November 27, 2005
Cyber Monday: Are You Shopping at Work?
Posted by Gordon Smith

Online purchases last week were up substantially over last year, but the big test comes today: Cyber Monday. According to the comScore, online sales on Black Friday were up 22% over 2004. (See W$J for more on this.) Why the expected increase on Monday? Because people will have access to high-speed internet connections at work. This is from WaPo:

Industry experts say consumers spend their weekends window shopping, talking to friends, and getting ideas about what they need and want. Then they head back to work, where they have high-speed Internet connections and tempting moments of downtime. Many workers say they put in such long hours at the office, it's the only time they can shop online. At home, there's just too much to do.

ComScore reports that 58% of online purchases are made by people at work, with the heaviest hours in the mid-morning (10:00-11:00 am) and just after lunch (1:00-2:00 pm). Meanwhile, a survey found the following:

[M]ore than one third of consumers (37%), or 51.7 million people, said they will use Internet access at work to browse or buy gifts online this holiday season. The survey found that more than half of young adults 18-24 (51%) and nearly half of those 25-34 (49%) will be shopping online during work hours.
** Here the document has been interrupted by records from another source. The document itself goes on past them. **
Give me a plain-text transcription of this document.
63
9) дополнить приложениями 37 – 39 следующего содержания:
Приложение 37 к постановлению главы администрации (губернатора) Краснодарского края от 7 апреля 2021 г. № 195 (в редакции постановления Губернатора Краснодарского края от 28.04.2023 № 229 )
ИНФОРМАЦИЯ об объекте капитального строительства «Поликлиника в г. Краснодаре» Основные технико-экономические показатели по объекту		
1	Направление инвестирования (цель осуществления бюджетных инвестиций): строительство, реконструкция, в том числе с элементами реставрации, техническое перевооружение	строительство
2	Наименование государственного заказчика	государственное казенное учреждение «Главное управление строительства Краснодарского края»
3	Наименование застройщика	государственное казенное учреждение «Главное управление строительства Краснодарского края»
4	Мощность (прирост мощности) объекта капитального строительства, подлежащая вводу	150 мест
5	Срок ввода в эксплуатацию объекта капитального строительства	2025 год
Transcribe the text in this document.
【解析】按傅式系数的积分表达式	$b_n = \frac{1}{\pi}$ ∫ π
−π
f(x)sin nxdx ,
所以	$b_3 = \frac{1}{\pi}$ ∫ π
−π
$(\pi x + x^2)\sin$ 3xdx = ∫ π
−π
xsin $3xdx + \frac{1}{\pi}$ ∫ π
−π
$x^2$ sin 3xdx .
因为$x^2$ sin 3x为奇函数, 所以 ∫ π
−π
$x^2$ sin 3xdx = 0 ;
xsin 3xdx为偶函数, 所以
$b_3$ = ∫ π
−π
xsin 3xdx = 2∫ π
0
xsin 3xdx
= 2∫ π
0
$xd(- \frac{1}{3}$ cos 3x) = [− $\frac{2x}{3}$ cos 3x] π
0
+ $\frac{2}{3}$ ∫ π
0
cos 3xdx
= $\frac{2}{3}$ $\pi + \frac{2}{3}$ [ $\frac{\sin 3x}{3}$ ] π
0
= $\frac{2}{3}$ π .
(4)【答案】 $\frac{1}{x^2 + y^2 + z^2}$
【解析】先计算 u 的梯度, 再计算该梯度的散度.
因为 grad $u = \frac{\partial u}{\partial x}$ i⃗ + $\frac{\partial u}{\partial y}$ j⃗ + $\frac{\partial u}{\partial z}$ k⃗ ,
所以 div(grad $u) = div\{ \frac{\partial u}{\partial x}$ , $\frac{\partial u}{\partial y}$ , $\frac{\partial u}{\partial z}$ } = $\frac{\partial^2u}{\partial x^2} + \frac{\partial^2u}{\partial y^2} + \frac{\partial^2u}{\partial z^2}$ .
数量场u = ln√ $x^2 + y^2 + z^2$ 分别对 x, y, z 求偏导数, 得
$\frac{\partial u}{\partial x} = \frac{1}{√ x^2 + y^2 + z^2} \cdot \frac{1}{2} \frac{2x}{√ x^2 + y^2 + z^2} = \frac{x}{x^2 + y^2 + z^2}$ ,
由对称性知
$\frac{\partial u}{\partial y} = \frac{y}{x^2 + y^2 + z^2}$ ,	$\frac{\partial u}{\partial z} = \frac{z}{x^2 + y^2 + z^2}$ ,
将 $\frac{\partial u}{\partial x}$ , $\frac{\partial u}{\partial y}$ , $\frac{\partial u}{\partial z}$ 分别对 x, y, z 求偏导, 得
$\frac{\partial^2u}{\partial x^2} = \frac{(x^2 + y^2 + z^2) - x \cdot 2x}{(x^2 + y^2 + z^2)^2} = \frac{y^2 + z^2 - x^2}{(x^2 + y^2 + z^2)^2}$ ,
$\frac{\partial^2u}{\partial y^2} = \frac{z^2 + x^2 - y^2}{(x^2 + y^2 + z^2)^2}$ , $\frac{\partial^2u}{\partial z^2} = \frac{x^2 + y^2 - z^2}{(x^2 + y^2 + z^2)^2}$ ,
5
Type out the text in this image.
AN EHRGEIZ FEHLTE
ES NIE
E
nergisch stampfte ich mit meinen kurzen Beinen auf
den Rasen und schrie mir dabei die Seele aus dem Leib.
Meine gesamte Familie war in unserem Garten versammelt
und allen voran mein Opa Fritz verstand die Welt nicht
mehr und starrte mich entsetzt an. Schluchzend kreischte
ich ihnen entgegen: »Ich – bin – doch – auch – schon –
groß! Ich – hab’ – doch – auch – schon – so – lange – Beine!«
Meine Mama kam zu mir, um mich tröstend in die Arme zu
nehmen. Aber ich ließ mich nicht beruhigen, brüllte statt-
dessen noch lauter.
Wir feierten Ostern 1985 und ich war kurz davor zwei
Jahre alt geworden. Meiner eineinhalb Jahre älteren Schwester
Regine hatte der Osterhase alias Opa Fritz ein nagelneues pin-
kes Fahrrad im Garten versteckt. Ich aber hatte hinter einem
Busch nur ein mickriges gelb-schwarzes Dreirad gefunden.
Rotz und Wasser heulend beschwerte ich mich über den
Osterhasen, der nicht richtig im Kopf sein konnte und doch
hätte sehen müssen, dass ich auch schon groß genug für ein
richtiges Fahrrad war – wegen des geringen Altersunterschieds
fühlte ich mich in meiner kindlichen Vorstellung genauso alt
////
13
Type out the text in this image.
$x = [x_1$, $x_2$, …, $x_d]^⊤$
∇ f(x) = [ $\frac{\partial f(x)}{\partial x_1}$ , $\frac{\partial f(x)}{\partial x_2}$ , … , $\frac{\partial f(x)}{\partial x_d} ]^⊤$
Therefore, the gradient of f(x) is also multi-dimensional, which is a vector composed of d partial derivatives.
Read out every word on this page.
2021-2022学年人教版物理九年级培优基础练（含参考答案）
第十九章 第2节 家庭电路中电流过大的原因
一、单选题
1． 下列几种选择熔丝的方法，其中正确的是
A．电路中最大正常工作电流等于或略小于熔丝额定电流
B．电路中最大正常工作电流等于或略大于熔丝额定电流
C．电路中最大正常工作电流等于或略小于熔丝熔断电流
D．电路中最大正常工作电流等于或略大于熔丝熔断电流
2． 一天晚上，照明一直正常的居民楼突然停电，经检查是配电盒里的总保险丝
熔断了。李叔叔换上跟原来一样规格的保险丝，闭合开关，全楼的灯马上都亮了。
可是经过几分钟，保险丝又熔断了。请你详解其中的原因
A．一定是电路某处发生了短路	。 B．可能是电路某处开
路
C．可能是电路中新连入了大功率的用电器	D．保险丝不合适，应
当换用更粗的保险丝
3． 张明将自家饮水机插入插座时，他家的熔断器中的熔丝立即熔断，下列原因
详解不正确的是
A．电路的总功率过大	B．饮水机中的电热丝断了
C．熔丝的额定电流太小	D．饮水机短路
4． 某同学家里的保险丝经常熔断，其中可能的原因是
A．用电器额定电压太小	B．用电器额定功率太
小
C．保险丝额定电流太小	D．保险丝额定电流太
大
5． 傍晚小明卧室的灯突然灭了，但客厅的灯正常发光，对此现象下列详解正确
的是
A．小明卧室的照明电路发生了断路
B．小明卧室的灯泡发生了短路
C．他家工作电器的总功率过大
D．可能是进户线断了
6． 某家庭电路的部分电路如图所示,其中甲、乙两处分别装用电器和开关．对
The survey also found that men (42%) are more likely than women (32%) to shop at the office.

I didn't find any surveys reporting the time spent shopping online, but check out the WaPo article, where two people claim that online shopping consumes only 10 minutes. If they are telling the truth, they should win some sort of award for most efficient online purchasers. Should employers worry about productivity? Here is a "workplace expert" from USA Today:

"There's a blurred line between work and personal life," he says. "Employees take work home and check their BlackBerrys while commuting." While "there will be some productivity lapses in the traditional sense," he says, they likely won't be significant. "When employees fall behind, they tend to make up a lap later."

Or how about this from Miguel Gamiño Jr., president and CEO of Varay Systems, an El Paso technology services company: "Shopping online takes less time than going to a store physically, so in the end it can help productivity."

All of this sounds like collective delusion to me, though I am hardly a role model for productive computer use.

UPDATE: If you subscribe to the W$J, you might find this "Holiday-Sales News Tracker" of interest. This concept: "Updated regularly with the latest holiday-sales figures, how individual retailers are doing and other developments." Nice feature.